WHERE THE WILDERNESS IS
THERE’S A CERTAIN KIND OF GLACIER. It is photographed from below, always from below, with an almost pornographic eye. The glacier is statuesque, its icy blue contours and grandiose architectural detail on display. If you didn’t know better, you’d think the gleaming thing was built of crystal and gemstones, platinum and pearls. From the usual photographer’s vantage—on the shore of an otherworldly lake or the deck of a boat on a frigid bay—you see building-size chunks of frozen river peel away, leaving jagged crevices as they calve and crash into the water below. It’s spectacular and breath-stopping and beautiful in that way that’s a little too good to be true. But you go along with it. Because what kind of monster casts a skeptical eye on an imperiled beauty?

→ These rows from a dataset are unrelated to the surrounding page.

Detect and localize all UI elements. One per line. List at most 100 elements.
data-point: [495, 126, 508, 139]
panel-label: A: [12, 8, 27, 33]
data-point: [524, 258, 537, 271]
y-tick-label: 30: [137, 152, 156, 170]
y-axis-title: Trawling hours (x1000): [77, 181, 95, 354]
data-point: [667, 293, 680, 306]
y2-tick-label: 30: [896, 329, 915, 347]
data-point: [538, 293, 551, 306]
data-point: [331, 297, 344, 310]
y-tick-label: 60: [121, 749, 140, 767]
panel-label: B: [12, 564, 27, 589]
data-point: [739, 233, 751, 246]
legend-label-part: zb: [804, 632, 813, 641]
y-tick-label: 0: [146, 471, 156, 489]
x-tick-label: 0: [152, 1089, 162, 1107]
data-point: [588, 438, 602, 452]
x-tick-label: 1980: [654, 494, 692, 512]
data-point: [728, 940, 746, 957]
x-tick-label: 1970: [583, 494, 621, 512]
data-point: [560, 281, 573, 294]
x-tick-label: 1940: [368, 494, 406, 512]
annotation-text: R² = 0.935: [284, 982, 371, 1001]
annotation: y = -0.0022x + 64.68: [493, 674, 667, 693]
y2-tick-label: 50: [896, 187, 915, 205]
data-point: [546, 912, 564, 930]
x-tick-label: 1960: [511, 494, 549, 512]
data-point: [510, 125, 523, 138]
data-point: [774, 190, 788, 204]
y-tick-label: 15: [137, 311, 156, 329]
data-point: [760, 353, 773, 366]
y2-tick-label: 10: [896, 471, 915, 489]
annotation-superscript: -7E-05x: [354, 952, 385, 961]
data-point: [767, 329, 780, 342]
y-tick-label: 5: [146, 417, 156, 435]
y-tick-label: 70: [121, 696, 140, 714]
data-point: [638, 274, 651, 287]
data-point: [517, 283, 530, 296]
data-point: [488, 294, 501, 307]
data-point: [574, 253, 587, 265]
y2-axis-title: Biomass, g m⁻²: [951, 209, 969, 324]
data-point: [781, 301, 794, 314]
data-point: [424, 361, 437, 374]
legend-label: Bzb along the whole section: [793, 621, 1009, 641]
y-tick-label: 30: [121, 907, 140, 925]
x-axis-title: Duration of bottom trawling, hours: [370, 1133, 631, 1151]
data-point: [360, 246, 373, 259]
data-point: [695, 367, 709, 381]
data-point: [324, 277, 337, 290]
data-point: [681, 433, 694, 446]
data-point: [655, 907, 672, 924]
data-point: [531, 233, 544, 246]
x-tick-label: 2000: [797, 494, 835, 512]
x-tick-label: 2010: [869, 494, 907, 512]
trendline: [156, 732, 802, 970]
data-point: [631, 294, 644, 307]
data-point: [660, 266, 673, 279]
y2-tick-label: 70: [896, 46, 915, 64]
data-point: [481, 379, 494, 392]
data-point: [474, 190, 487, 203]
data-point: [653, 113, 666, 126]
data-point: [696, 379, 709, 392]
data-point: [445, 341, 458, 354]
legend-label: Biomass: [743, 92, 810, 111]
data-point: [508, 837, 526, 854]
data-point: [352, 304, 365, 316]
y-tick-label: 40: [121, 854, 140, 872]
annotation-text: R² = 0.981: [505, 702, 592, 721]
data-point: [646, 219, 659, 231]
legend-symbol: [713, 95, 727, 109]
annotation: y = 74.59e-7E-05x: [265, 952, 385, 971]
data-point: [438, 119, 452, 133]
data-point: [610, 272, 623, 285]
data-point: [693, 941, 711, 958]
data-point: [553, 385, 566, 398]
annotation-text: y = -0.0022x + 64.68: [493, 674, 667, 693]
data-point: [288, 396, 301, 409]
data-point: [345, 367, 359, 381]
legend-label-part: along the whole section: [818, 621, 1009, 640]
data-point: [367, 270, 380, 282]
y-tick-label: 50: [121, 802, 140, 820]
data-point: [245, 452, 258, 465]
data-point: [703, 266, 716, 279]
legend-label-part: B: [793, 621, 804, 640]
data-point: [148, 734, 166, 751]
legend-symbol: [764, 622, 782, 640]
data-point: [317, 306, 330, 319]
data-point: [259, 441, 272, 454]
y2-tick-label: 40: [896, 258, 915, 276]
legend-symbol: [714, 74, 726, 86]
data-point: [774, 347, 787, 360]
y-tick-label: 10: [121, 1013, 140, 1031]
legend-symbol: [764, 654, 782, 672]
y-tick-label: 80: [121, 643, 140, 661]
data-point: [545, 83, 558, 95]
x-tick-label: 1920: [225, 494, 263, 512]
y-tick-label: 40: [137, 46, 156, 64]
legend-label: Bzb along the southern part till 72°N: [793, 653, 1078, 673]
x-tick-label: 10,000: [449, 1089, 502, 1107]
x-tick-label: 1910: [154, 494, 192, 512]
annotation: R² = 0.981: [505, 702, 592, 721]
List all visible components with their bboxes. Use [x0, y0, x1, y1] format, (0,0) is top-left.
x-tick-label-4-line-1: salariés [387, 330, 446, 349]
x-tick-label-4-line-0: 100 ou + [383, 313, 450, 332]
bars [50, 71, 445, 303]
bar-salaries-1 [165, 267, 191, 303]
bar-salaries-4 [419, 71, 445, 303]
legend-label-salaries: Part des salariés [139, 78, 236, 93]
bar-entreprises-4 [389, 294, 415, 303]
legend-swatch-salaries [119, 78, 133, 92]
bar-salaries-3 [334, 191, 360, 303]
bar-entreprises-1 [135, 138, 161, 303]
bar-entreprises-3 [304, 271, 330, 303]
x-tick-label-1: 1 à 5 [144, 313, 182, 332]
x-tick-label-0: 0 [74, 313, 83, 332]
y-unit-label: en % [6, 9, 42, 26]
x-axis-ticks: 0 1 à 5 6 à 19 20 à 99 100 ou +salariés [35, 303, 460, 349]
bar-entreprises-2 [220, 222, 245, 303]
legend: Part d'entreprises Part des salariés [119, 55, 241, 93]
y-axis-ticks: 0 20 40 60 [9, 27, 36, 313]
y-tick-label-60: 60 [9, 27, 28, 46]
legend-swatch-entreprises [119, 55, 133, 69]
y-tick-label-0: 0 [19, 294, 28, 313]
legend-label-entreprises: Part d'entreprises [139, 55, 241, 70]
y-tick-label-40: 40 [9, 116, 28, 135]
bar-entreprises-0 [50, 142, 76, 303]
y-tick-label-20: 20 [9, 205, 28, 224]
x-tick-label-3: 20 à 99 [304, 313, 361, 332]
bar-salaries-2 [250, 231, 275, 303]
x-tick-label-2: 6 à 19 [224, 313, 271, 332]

From their surface, though, glaciers—at least my glacier, the Chitina, where I was delivered onto crunchy, dirty ice on my first full day in Alaska’s Wrangell–St. Elias National Park—aren’t picturesque. They’re covered in ridges and mounds of upturned rock that are every bit as ugly as the man-made ruin of gravel mines. They plow through mountains, carving U-shaped valleys that run with muddy rivers of sediment and bizarre, marblelike pools in mineral hues of sapphire, aquamarine, and tarnished copper green. There’s incredible beauty here, to be sure, but it’s not the prettiness of a National Geographic centerfold. It’s something else. Something primal. It is creation and destruction.
The Wrangell-St. Elias is not only the largest national park you’ve never heard of, it’s the largest national park in the country.